SciPy 2025

GPUs & ML – Beyond Deep Learning
07-10, 10:45–11:15 (US/Pacific), Ballroom

This talk explores various methods to accelerate traditional machine learning pipelines using scikit-learn, UMAP, and HDBSCAN on GPUs. We will contrast the experimental Array API Standard support layer in scikit-learn with the cuML library from the NVIDIA RAPIDS Data Science stack, including its zero-code change acceleration capability. ML and data science practitioners will learn how to seamlessly accelerate machine learning workflows, highlight performance benefits, and receive practical guidance for different problem types and sizes. Insights into minimizing cost and runtime by effectively mixing hardware for various tasks, as well as the current implementation status and future plans for these acceleration methods, will be provided.


The utilization of GPUs to accelerate machine learning model training and inference offers the potential for enormous speedups, addressing the growing computational demands of modern data science. However, writing dedicated GPU-accelerated pipelines can be challenging and time-consuming, often requiring specialized algorithms and dealing with overheads like memory migration and just-in-time compilation.

The Python data science community has largely adopted scikit-learn as the standard for traditional machine learning algorithms. Its estimator paradigm allows for easily composable pipelines, yielding high reusability and reproducibility. Users now have multiple avenues to accelerate these scikit-learn-style ML pipelines on GPUs without explicitly implementing GPU compute kernels.

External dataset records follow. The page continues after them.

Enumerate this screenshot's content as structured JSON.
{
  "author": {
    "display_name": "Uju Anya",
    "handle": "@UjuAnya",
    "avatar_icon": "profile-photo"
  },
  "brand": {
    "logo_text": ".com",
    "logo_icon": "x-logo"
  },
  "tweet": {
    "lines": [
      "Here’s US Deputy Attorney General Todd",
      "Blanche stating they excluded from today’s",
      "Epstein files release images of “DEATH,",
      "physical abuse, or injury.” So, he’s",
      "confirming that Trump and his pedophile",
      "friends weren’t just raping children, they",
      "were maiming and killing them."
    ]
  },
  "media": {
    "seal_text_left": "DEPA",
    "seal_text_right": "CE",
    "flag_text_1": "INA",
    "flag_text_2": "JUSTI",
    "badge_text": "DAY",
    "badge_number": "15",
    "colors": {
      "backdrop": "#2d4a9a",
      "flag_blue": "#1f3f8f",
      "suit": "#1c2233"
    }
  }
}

We demonstrate how to accelerate exemplary ML pipelines using two methods: scikit-learn’s experimental Array API Standard support layer, and cuML, part of the NVIDIA RAPIDS Data Science stack, which provides accelerated estimator algorithms mirroring those in scikit-learn, umap-learn, and hdbscan. The recently released cuML zero code change acceleration enables pipeline acceleration without any code changes through a transparent API intercept layer that dispatches to accelerated estimator variants where beneficial.

We demonstrate how to accelerate exemplary ML pipelines using these methods, highlighting differences in approach and performance at varying data sizes. We provide guidance to help practitioners choose suitable approaches for different problem types and sizes, showing a natural progression from small-scale prototyping to large-scale accelerated production pipelines. We show how to minimize cost and runtime by effectively mixing hardware for different problems, e.g., performing model training on GPUs and inference on CPUs. We further show that GPU acceleration can be highly beneficial even at the prototype stage where users benefit significantly from reduced iteration times.

cuML zero code change acceleration is designed to seamlessly integrate with existing machine learning workflows. Users can invoke their unaltered Python scripts with a simple command-line interface or use a Jupyter magic command for Jupyter notebooks to enable the acceleration mode. This mode automatically accelerates any supported estimators by leveraging cuML's GPU-optimized implementations, while gracefully falling back to CPU execution for unsupported methods. This is achieved by transparently and selectively intercepting class instantiation and function calls, and rerouting them to their GPU-accelerated counterparts. This is analogous to the zero-code change mode provided by another RAPIDS Data Science library, cuDF for pandas and Polars. This seamless integration allows users to reuse existing code and generally focus on their machine learning tasks without worrying about the underlying hardware or the intricacies of GPU programming.

We conclude the talk by discussing the current implementation status of cuML in terms of algorithmic coverage and parity with the scikit-learn, umap-learn, and hdbscan APIs, as well as future plans for expanding the cuML zero code change acceleration capability to other algorithms. By leveraging these advancements, practitioners can achieve significant performance improvements, enabling faster prototyping and more efficient production pipelines. The seamless integration with existing scikit-learn, UMAP, and HDBSCAN workflows ensures that users can easily transition to GPU-accelerated computing, maximizing the potential of their hardware.